The National Science Foundation provided funding toward the research stipend, a daily per diem, and travel expenses of Cammarota’s program, which included math and physics research and coding that focused on the internal structure of matter. The research sought to develop tools that could have future applications such as cooling technology for proton therapy and other treatments happening at hospitals and medical facilities.

The internship in Switzerland is the second paid internship Cammarota has completed. For the first, he lived in Chicago for a 10-week internship at FermiLab the summer after his sophomore year. Run by the Department of Energy, the FermiLab internship is highly competitive, with just 20 students in the program. 

“We were studying changes to magnets, coding results into software, and looking at different parameters of how energy changes and what the reactions would be,” he said. “These internships gave me a lot of ideas to bring back to LVC about how to use different programs. I wasn’t afraid to learn something new and just jump in to figure it out.”
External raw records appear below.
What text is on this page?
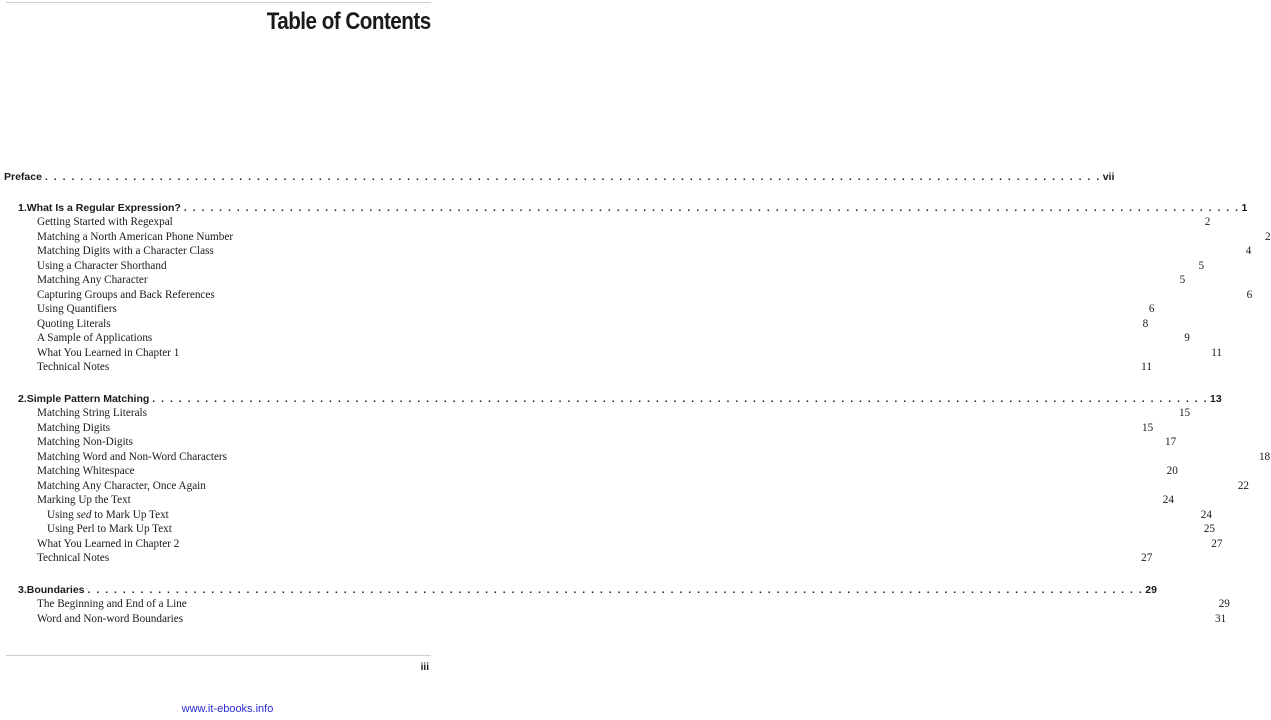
Table of Contents
Preface . . . . . . . . . . . . . . . . . . . . . . . . . . . . . . . . . . . . . . . . . . . . . . . . . . . . . . . . . . . . . . . . . . . . . . . . . . . . . . . . . . . . . . . . . . . . . . . . . . . . . . . . . . . . . . . . . . . . . . . . vii
1. What Is a Regular Expression? . . . . . . . . . . . . . . . . . . . . . . . . . . . . . . . . . . . . . . . . . . . . . . . . . . . . . . . . . . . . . . . . . . . . . . . . . . . . . . . . . . . . . . . . . . . . . . . . . . . . . . . . . . . . . . . . . . . . . . . . 1
Getting Started with Regexpal	2
Matching a North American Phone Number	2
Matching Digits with a Character Class	4
Using a Character Shorthand	5
Matching Any Character	5
Capturing Groups and Back References	6
Using Quantifiers	6
Quoting Literals	8
A Sample of Applications	9
What You Learned in Chapter 1	11
Technical Notes	11
2. Simple Pattern Matching . . . . . . . . . . . . . . . . . . . . . . . . . . . . . . . . . . . . . . . . . . . . . . . . . . . . . . . . . . . . . . . . . . . . . . . . . . . . . . . . . . . . . . . . . . . . . . . . . . . . . . . . . . . . . . . . . . . . . . . . 13
Matching String Literals	15
Matching Digits	15
Matching Non-Digits	17
Matching Word and Non-Word Characters	18
Matching Whitespace	20
Matching Any Character, Once Again	22
Marking Up the Text	24
Using sed to Mark Up Text	24
Using Perl to Mark Up Text	25
What You Learned in Chapter 2	27
Technical Notes	27
3. Boundaries . . . . . . . . . . . . . . . . . . . . . . . . . . . . . . . . . . . . . . . . . . . . . . . . . . . . . . . . . . . . . . . . . . . . . . . . . . . . . . . . . . . . . . . . . . . . . . . . . . . . . . . . . . . . . . . . . . . . . . . . 29
The Beginning and End of a Line	29
Word and Non-word Boundaries	31
iii
www.it-ebooks.info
Cammarota prepared for these internship experiences by spending his first summer of College living on campus and working with the Math-Physics Research Group. Mathematics and physics department faculty and students collaborate on quantum information science topics. Through this work, he learned that he enjoyed working on a computer to complete calculations and the research environment.

To help cover the additional expenses around his internships, Cammarota used the stipend from his John Bowman Allwein Scholarship at LVC. The College’s highest academic scholarship, Allwein Scholars receive full tuition for all four years along with a stipend to support research, travel, or study expenses. 

After graduation, Cammarota will pursue his Ph.D. in physics at the College of William & Mary starting this fall.

“My ultimate goal is to conduct research on theoretical high-energy physics at a graduate school,” he said. “I would maybe do some teaching and have research assistants working in the math-physics area, studying the math that explains what happens with the physics.”